Ваня посмотрел на Колю прозрачными, русалочьими глазами и, посмеиваясь, опять протянул ему папиросу.
– Возьми, – сказал он.
Очарованный прозрачным блеском Ваниных светлых глаз, Коля нерешительно потянулся за папиросой.
– То-то, – поощрительно сказал Ваня. – Ты только попробуй, потом сам увидишь, как хорошо.
Он раскурил и свою, и Колину папироску: спички нашлись в одном из его глубоких карманов, среди всякой мелочи и дряни. Мальчики принялись курить, – Ваня, как привычный курильщик, Коля – с озабоченным лицом. И он сейчас же, от первой затяжки, поперхнулся. Огненная туча рассыпалась в горле и груди, и в дыму огненные искры закружились в глазах. Он выронил папироску.
– Ну, что же ты? – спросил Ваня.
– Горько, – шепотом, растерянно сказал Коля, – не могу.
– Эх ты, неженка, – презрительно сказал Ваня. – Ты хоть одну папиросочку выкури. Кури понемножку, не затягивайся глубоко, – потом привыкнешь.
Коля мимовольно, как неживой, всунул папироску в рот. Он сидел на земле, прислонясь к дереву спиной, бледный, со слезами на глазах, курил и покачивался. Едва докурил. Голова разболелась, тошно стало. Он лег на землю, – и деревья медленно и плавно поплыли над ним в круговом, томительном движении…

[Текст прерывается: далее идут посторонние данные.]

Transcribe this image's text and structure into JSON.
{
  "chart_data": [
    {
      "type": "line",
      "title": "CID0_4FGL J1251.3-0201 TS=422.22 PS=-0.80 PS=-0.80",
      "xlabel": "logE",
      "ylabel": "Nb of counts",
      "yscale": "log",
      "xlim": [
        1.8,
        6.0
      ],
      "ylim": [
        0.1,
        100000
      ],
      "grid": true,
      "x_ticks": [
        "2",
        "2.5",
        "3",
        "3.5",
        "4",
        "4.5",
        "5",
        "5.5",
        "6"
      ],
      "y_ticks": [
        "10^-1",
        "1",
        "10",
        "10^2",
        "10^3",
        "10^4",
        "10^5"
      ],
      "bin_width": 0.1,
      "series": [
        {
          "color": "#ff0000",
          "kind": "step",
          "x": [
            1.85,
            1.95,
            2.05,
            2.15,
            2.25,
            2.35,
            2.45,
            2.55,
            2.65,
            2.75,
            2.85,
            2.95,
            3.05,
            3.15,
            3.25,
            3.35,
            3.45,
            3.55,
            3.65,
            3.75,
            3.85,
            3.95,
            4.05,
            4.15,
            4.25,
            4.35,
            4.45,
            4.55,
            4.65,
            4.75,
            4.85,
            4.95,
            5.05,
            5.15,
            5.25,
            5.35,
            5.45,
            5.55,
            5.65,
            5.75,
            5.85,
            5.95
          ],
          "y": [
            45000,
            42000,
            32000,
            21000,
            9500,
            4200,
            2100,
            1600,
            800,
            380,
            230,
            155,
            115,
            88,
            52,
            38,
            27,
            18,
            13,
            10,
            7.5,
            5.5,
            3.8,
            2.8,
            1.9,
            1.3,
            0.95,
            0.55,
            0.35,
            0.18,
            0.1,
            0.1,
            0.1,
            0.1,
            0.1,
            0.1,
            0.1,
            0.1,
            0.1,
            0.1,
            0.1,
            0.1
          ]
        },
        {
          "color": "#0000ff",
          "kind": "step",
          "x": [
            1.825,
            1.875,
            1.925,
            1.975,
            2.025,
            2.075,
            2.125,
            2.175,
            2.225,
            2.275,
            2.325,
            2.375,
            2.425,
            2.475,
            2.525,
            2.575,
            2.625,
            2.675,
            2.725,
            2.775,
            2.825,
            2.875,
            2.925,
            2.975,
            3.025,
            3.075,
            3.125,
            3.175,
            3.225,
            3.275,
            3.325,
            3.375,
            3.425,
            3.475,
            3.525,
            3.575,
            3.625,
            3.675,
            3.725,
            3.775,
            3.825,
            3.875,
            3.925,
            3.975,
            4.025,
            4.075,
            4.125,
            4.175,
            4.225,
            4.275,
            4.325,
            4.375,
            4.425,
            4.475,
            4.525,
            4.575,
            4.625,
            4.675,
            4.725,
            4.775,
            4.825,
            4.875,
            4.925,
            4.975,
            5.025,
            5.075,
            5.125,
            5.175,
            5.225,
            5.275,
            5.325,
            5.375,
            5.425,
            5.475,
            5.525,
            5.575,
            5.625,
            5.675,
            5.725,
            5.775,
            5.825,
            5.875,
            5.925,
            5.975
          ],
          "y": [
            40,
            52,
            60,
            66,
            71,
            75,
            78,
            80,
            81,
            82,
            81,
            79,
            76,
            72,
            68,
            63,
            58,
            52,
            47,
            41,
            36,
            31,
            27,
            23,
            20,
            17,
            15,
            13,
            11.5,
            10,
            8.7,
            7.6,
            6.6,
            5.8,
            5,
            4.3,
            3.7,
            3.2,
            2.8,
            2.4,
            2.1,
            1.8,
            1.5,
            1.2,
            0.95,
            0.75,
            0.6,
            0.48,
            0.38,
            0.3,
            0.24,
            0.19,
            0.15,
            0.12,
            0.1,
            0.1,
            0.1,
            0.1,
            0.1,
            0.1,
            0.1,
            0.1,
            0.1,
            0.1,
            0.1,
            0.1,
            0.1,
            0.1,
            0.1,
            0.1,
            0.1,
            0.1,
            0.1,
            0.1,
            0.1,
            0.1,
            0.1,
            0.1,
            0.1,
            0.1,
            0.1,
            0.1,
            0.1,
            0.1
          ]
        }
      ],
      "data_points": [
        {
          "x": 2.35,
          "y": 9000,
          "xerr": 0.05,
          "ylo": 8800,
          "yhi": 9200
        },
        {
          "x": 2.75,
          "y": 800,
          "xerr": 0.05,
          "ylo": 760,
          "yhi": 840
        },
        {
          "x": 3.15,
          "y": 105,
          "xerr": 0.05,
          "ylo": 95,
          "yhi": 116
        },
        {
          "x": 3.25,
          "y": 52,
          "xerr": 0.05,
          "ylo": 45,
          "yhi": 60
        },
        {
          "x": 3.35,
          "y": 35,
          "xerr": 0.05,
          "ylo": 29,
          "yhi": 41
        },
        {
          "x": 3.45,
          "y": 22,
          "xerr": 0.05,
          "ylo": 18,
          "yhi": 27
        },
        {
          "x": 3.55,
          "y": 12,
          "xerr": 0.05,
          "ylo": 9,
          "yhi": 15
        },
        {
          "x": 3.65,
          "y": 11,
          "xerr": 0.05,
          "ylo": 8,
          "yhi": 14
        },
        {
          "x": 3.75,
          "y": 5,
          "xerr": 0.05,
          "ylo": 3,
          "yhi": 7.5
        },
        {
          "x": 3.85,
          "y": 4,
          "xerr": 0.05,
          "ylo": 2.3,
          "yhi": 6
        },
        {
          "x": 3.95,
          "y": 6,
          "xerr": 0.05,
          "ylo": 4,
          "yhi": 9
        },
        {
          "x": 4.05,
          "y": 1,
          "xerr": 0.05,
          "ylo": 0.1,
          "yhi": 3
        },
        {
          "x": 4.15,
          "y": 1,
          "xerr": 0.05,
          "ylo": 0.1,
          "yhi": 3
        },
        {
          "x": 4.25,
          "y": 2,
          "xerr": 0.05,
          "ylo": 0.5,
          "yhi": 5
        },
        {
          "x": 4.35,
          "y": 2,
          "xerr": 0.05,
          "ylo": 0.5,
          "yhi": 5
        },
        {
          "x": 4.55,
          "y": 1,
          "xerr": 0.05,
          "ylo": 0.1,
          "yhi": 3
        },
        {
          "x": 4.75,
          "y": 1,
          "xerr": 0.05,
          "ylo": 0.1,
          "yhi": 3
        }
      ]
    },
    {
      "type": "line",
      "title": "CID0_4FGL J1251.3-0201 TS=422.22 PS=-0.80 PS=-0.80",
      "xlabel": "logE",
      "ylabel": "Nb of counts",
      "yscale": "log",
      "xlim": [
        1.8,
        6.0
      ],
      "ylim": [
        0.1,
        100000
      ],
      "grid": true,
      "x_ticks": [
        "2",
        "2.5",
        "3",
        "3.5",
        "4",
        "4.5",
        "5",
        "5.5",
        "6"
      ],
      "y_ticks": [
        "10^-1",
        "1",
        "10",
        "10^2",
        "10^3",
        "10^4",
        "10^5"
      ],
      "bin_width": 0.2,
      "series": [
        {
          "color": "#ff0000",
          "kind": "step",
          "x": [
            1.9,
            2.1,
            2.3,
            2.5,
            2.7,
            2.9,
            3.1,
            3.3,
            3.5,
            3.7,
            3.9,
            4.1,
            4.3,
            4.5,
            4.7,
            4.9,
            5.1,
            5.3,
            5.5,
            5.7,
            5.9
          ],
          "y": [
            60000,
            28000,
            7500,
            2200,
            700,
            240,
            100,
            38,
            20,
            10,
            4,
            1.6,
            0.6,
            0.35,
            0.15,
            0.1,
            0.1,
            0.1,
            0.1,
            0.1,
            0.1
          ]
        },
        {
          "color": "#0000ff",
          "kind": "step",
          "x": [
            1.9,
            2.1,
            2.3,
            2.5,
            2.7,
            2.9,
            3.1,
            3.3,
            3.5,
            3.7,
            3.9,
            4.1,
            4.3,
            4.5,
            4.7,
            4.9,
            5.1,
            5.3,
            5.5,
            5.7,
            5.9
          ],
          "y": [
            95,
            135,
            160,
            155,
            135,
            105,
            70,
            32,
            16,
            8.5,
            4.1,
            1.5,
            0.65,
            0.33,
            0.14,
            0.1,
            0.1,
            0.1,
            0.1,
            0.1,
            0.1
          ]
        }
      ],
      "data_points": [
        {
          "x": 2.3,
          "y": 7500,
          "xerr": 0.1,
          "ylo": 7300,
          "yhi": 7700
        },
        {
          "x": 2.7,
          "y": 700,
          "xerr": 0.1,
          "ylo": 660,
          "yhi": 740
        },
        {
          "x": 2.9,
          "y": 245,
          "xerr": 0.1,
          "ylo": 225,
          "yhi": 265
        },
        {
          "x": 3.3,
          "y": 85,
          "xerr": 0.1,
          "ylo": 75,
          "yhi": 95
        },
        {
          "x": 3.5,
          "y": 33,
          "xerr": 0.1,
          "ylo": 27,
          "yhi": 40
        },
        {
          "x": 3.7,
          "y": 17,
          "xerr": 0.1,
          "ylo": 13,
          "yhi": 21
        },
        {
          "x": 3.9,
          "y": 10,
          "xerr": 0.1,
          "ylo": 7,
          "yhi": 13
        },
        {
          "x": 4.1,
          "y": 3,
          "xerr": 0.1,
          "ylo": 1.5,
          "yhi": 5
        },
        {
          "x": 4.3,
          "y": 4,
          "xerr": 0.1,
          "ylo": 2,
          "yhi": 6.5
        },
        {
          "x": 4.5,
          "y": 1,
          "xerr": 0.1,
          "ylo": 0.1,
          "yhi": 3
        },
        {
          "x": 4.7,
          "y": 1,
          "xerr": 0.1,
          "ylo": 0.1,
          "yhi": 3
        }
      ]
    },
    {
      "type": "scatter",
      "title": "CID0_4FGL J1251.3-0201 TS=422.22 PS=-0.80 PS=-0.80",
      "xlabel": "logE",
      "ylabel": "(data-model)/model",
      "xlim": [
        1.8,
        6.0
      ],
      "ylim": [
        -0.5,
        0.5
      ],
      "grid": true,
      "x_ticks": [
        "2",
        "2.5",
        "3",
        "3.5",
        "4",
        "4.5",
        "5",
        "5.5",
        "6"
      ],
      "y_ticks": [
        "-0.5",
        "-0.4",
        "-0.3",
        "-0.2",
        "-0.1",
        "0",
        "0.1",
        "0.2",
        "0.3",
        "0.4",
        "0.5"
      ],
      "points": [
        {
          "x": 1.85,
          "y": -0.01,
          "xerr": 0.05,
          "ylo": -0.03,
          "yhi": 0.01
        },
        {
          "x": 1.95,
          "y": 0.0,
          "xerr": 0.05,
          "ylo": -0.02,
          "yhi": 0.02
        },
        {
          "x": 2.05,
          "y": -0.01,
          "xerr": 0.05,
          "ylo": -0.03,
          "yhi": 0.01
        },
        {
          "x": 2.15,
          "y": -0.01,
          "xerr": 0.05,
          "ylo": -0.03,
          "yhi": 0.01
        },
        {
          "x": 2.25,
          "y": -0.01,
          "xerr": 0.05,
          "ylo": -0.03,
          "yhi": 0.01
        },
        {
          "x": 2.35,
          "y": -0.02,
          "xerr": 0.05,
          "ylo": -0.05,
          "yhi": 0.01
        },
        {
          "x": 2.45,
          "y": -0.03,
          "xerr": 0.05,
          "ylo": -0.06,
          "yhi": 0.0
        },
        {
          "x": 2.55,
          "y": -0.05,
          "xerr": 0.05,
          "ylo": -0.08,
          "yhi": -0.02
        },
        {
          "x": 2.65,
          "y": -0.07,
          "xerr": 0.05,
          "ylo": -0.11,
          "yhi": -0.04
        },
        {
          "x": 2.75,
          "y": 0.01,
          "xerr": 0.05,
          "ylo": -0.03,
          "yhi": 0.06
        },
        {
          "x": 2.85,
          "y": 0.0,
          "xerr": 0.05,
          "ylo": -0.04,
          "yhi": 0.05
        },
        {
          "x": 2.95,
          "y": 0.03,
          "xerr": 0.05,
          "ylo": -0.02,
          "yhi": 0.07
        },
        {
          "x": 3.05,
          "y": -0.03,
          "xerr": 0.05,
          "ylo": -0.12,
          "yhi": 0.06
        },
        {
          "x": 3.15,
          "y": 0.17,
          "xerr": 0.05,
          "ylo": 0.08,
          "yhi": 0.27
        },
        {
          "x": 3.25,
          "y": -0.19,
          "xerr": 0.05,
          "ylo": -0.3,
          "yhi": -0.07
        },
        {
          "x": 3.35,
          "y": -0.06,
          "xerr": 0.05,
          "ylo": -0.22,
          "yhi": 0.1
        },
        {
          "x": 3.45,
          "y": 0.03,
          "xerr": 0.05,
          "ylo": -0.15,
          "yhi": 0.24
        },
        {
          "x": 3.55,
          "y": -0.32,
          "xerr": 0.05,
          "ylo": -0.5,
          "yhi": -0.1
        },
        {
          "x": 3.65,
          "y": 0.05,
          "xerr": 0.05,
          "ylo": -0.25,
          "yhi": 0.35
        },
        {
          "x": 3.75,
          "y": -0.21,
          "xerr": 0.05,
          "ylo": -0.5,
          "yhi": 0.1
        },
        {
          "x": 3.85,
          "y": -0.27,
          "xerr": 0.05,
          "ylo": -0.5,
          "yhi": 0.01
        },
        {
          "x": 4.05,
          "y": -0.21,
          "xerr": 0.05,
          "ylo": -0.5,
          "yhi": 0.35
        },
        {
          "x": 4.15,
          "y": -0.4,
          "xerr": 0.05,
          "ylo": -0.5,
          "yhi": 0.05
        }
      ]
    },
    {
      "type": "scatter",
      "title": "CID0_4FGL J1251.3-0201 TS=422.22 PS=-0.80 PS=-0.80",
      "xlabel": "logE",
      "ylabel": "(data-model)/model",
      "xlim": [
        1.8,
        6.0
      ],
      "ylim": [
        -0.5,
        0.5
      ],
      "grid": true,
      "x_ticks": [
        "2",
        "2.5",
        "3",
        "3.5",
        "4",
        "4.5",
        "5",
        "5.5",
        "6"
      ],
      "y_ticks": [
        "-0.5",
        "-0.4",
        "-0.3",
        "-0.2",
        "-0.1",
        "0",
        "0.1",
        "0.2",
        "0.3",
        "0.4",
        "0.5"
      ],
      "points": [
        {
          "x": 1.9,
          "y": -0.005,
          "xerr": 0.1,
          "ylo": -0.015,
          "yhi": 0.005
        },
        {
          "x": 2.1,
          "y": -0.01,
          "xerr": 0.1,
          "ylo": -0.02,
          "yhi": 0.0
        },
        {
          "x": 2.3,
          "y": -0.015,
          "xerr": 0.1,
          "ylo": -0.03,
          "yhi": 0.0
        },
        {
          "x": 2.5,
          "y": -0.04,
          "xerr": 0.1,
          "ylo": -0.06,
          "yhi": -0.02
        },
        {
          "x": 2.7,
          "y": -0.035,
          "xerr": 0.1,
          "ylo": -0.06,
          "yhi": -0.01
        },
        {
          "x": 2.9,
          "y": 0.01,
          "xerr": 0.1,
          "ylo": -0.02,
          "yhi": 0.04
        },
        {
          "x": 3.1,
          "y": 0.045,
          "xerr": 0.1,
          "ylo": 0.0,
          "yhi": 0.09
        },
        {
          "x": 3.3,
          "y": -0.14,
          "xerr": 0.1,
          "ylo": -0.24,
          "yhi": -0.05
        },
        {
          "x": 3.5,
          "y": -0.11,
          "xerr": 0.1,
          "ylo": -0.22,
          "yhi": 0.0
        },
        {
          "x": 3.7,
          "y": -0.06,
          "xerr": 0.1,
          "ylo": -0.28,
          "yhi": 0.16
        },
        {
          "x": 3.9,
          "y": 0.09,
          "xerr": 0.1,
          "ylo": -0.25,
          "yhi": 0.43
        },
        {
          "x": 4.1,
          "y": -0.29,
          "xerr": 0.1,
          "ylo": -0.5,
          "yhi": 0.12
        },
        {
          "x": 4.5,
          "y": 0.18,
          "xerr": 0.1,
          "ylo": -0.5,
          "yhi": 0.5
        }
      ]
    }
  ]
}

Ваня говорил что-то. Его слова едва доходили до затемненного Колина сознания.
– Когда бываешь один, – сказал Ваня, – можно сделать так, что станет ужасно приятно.
– Как же? – спросил Коля вялым голосом.
– Начнешь мечтать… Ну, да ты этого не поймешь… После расскажу… Вот, сюда ты ко мне и ходи. Право, давай здесь собираться, – просил Ваня.
Коля хотел отказаться, но не мог.
– Ладно, – сказал он вяло.
Дома Коля озабоченно показал маме свои разорванные штанишки. Мама засмеялась, глядя на его опечаленное лицо: она была сегодня хорошо настроена, – ей дали ту именно роль на любительском спектакле, которую она мечтала сыграть.
– А ты вперед осторожнее, – сказала она Коле. – Вот тебе и обновка.
Коля улыбнулся виноватою улыбкою, – и мама сразу догадалась, что на его совести есть еще что-то. Мама взяла его за подбородок, подняла его голову.
– Да что ты бледный? – спросила она.